Pina: “Vediamo… alzati un poco in modo da vederti tutto! (ndr, Giovanni si alza in piedi). Vediamo: togliti questa maglietta qua! (ndr, Giovanni si alza la maglietta) Uh, mi stai facendo spaventare!”
Vantaggiato: “Zitta, Pina! Ti ho detto… ti ho detto... Lo sto facendo apposta!”
Pina: “Ha detto la Lucia di dirti di mangiare! Altrimenti come fai a resistere? Gliel'ho detto. Gliel'ho detto. Gliel'ho detto all'avvocato! E lui ha detto, ha detto: “va bene” Non ti preoccupare! Però, parlane sempre con le persone che ne capiscono”.
Vantaggiato: “Senti... Poi l'avvocato ne parla con chi ne deve parlare, se per la procedura è buona. Mi segui?”
Pina: “Si”.
Vantaggiato: “Se la procedura è buona! Questo! lo devo fare la parte mia!”
Pina: “Certo!”.
Vantaggiato: “E tu non ti devi preoccupare che mi stai vedendo così!
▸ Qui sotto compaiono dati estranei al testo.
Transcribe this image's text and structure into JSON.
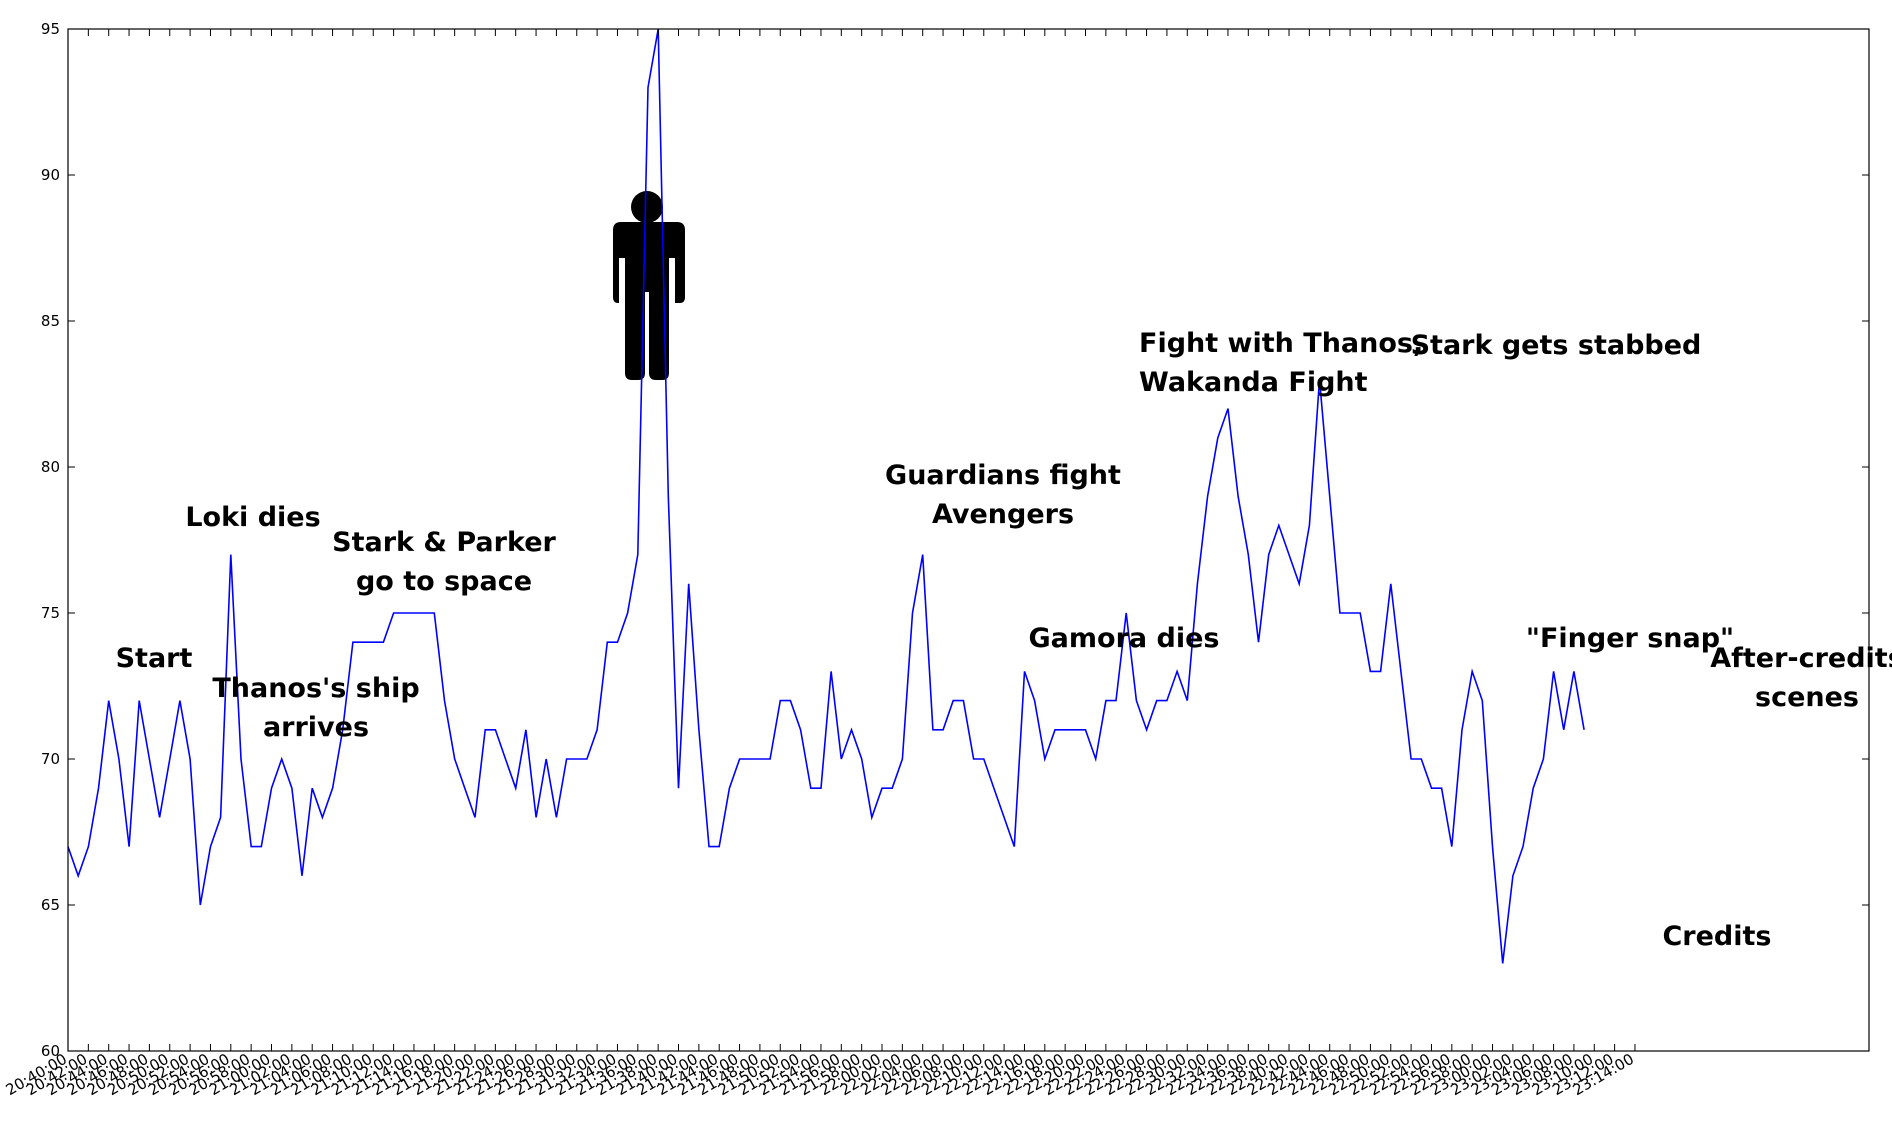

Anzi, la prossima volta... Adesso, rispetto alla scorsa volta, come mi stai vedendo?”
Pina: “Male. Male!”-
Vantaggiato: “E la prossima volta...”.
Pina: “Di qua (ndr, gesticola sul suo torace) una cosa tremenda...”
Vantaggiato: “La prossima volta mi vedrai ancora peggio e non ti devi preoccupare! Hai capito?”
Pina: “Va bene! Va bene!”.
Vantaggiato: “E non ti devi preoccupare! Lascia fare! Guarda”.
Pina: “Va bene Giovanni”.
Vantaggiato: “Quando sono andato alla visita militare...”
Pina: (sussurra) “Zitto, zitto... non dire niente!
Vantaggiato: (sussurra) Quando sono andato alla visita militare...”
Pina: (sussurra) “Non mi dire niente! Zitto...”.
Vantaggiato: (sussurra) “Ho detto: io non lo devo fare il militare!”.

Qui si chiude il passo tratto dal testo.